On Thu, 17 Sep 2015, Berend Hasselman wrote:
On 17 Sep 2015, at 01:42, Dénes Tóth <toth.de...@ttk.mta.hu> wrote:
On 09/16/2015 04:41 PM, Bert Gunter wrote:
Yes! Chuck's use of mapply is exactly the split/combine strategy I was
looking for. In retrospect, exactly how one should think about it.
Many thanks to all for a constructive discussion .
-- Bert
Bert Gunter
Use mapply like this on large problems:
unsplit(
mapply(
function(x,z) eval( x, list( y=z )),
expression( A=y*2, B=y+3, C=sqrt(y) ),
split( dat$Flow, dat$ASB ),
SIMPLIFY=FALSE),
dat$ASB)
Chuck
Is there any reason not to use data.table for this purpose, especially if
efficiency is of concern?
---
# load data.table and microbenchmark
library(data.table)
library(microbenchmark)
#
# prepare data
DF <- data.frame(
ASB = rep_len(factor(LETTERS[1:3]), 3e5),
Flow = rnorm(3e5)^2)
DT <- as.data.table(DF)
DT[, ASB := as.character(ASB)]
#
# define functions
#
# Chuck's version
fnSplit <- function(dat) {
unsplit(
mapply(
function(x,z) eval( x, list( y=z )),
expression( A=y*2, B=y+3, C=sqrt(y) ),
split( dat$Flow, dat$ASB ),
SIMPLIFY=FALSE),
dat$ASB)
}
#
# data.table-way (IMHO, much easier to read)
fnDataTable <- function(dat) {
dat[,
result :=
if (.BY == "A") {
2 * Flow
} else if (.BY == "B") {
3 + Flow
} else if (.BY == "C") {
sqrt(Flow)
},
by = ASB]
}
#
# benchmark
#
microbenchmark(fnSplit(DF), fnDataTable(DT))
identical(fnSplit(DF), fnDataTable(DT)[, result])
---
Actually, in Chuck's version the unsplit() part is slow. If the order is not of
concern (e.g., DF is reordered before calling fnSplit), fnSplit is comparable
to the DT-version.
But David’s version is faster than Chuck’s fnSplit. I modified David’s solution
slightly to get a result that is identical to fnSplit.
# David's version
# my modification to return a vector just like fnSplit
fnDavid <- function(dat) {
z <- mapply(
function(x,z) eval( x, list( y=z )),
expression(A= y*2, B=y+3, C=sqrt(y) ),
split( dat$Flow, dat$ASB ),
USE.NAMES=FALSE, SIMPLIFY=TRUE
)
as.vector(t(z))
}
Added this to Dénes's code.
Benchmarking with R package rbenchmark and testing result like this
library(rbenchmark)
benchmark(fnSplit(DF), fnDataTable(DT),fnDavid(DF))
identical(fnSplit(DF), fnDataTable(DT)[, result])

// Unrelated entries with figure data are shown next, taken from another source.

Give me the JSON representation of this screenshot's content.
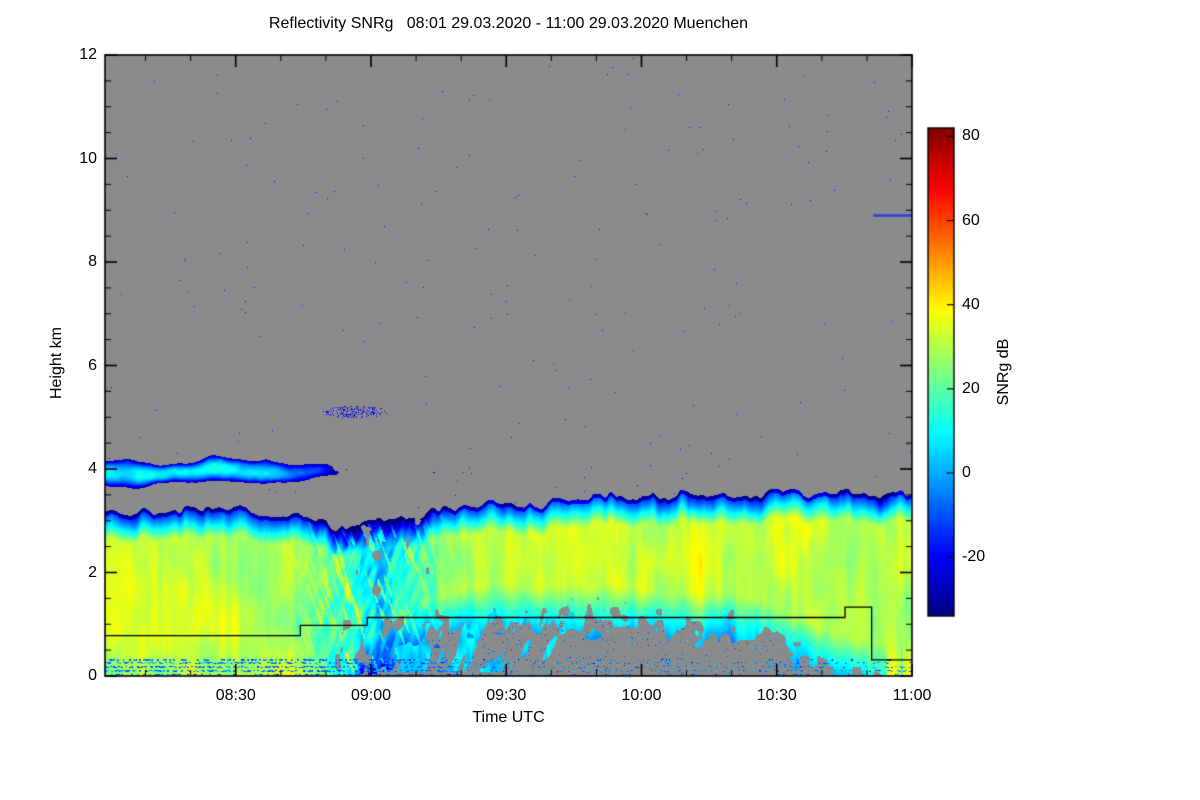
{
  "chart_data": {
    "type": "heatmap",
    "title": "Reflectivity SNRg   08:01 29.03.2020 - 11:00 29.03.2020 Muenchen",
    "xlabel": "Time UTC",
    "ylabel": "Height km",
    "colorbar_label": "SNRg dB",
    "xlim": [
      "08:01",
      "11:00"
    ],
    "ylim": [
      0,
      12
    ],
    "x_total_minutes": 179,
    "x_ticks": [
      {
        "label": "08:30",
        "t": 0.162
      },
      {
        "label": "09:00",
        "t": 0.3296
      },
      {
        "label": "09:30",
        "t": 0.4972
      },
      {
        "label": "10:00",
        "t": 0.6648
      },
      {
        "label": "10:30",
        "t": 0.8324
      },
      {
        "label": "11:00",
        "t": 1.0
      }
    ],
    "y_ticks": [
      0,
      2,
      4,
      6,
      8,
      10,
      12
    ],
    "colorbar_ticks": [
      80,
      60,
      40,
      20,
      0,
      -20
    ],
    "value_range": [
      -34,
      82
    ],
    "nodata_color": "#8b8b8b",
    "colormap_stops": [
      [
        0.0,
        0,
        0,
        130
      ],
      [
        0.125,
        0,
        0,
        255
      ],
      [
        0.375,
        0,
        255,
        255
      ],
      [
        0.625,
        255,
        255,
        0
      ],
      [
        0.875,
        255,
        0,
        0
      ],
      [
        1.0,
        130,
        0,
        0
      ]
    ],
    "features": {
      "main_layer": {
        "description": "precipitating cloud deck ~0-3.5 km, SNRg mostly 20-40 dB (yellow-green core, cyan/blue fringes), scalloped cloud top",
        "core_value_db": 32,
        "top_fringe_km": 0.55,
        "top_profile": [
          [
            0,
            3.15
          ],
          [
            0.18,
            3.22
          ],
          [
            0.24,
            3.1
          ],
          [
            0.3,
            2.8
          ],
          [
            0.34,
            2.95
          ],
          [
            0.42,
            3.25
          ],
          [
            0.55,
            3.4
          ],
          [
            0.7,
            3.45
          ],
          [
            0.85,
            3.5
          ],
          [
            1,
            3.55
          ]
        ],
        "bottom_profile": [
          [
            0,
            0.02
          ],
          [
            0.28,
            0.02
          ],
          [
            0.33,
            0.3
          ],
          [
            0.4,
            1.0
          ],
          [
            0.48,
            1.25
          ],
          [
            0.6,
            1.2
          ],
          [
            0.72,
            1.1
          ],
          [
            0.82,
            0.95
          ],
          [
            0.88,
            0.5
          ],
          [
            0.93,
            0.2
          ],
          [
            1,
            0.12
          ]
        ],
        "disturbance": {
          "center_t": 0.33,
          "width_t": 0.07,
          "description": "weak blue echo with slanted fall streaks near 08:55-09:10"
        }
      },
      "elevated_layer": {
        "description": "thin blue-cyan cloud layer near 3.8-4.1 km from 08:01 to about 08:45",
        "t_end": 0.26,
        "center_km": 3.93,
        "halfwidth_km": 0.13,
        "value_db": 9
      },
      "clutter_rows_km": [
        0.03,
        0.1,
        0.175,
        0.25,
        0.315
      ],
      "speckle_density": 0.0005,
      "speckle_value_db": -24,
      "dot_cluster": {
        "t": 0.31,
        "h_km": 5.1,
        "rt": 0.04,
        "rh": 0.12
      },
      "black_step_line_t_h": [
        [
          0,
          0.78
        ],
        [
          0.242,
          0.78
        ],
        [
          0.242,
          0.98
        ],
        [
          0.325,
          0.98
        ],
        [
          0.325,
          1.13
        ],
        [
          0.917,
          1.13
        ],
        [
          0.917,
          1.33
        ],
        [
          0.95,
          1.33
        ],
        [
          0.95,
          0.31
        ],
        [
          1,
          0.31
        ]
      ],
      "blue_segment": {
        "t_start": 0.952,
        "t_end": 1.0,
        "height_km": 8.9,
        "color": "#2a3cec"
      }
    }
  }
}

identical(fnSplit(DF), fnDavid(DF))
gave this:
test replications elapsed relative user.self sys.self user.child
2 fnDataTable(DT) 100 0.829 1.000 0.762 0.066 0
3 fnDavid(DF) 100 1.615 1.948 1.515 0.098 0
1 fnSplit(DF) 100 2.878 3.472 2.685 0.190 0
sys.child
2 0
3 0
1 0
identical(fnSplit(DF), fnDataTable(DT)[, result])
[1] TRUE
identical(fnSplit(DF), fnDavid(DF))
[1] TRUE
The above `TRUE' depends on the structure of ASB here. identical(...) is
often FALSE in the general case. A permutation of ASB is enough to show
this:
DF$ASB <- sample(DF$ASB)
identical(fnSplit(DF), fnDavid(DF))
[1] FALSE
unsplit() is the price you pay to cope with general orderings.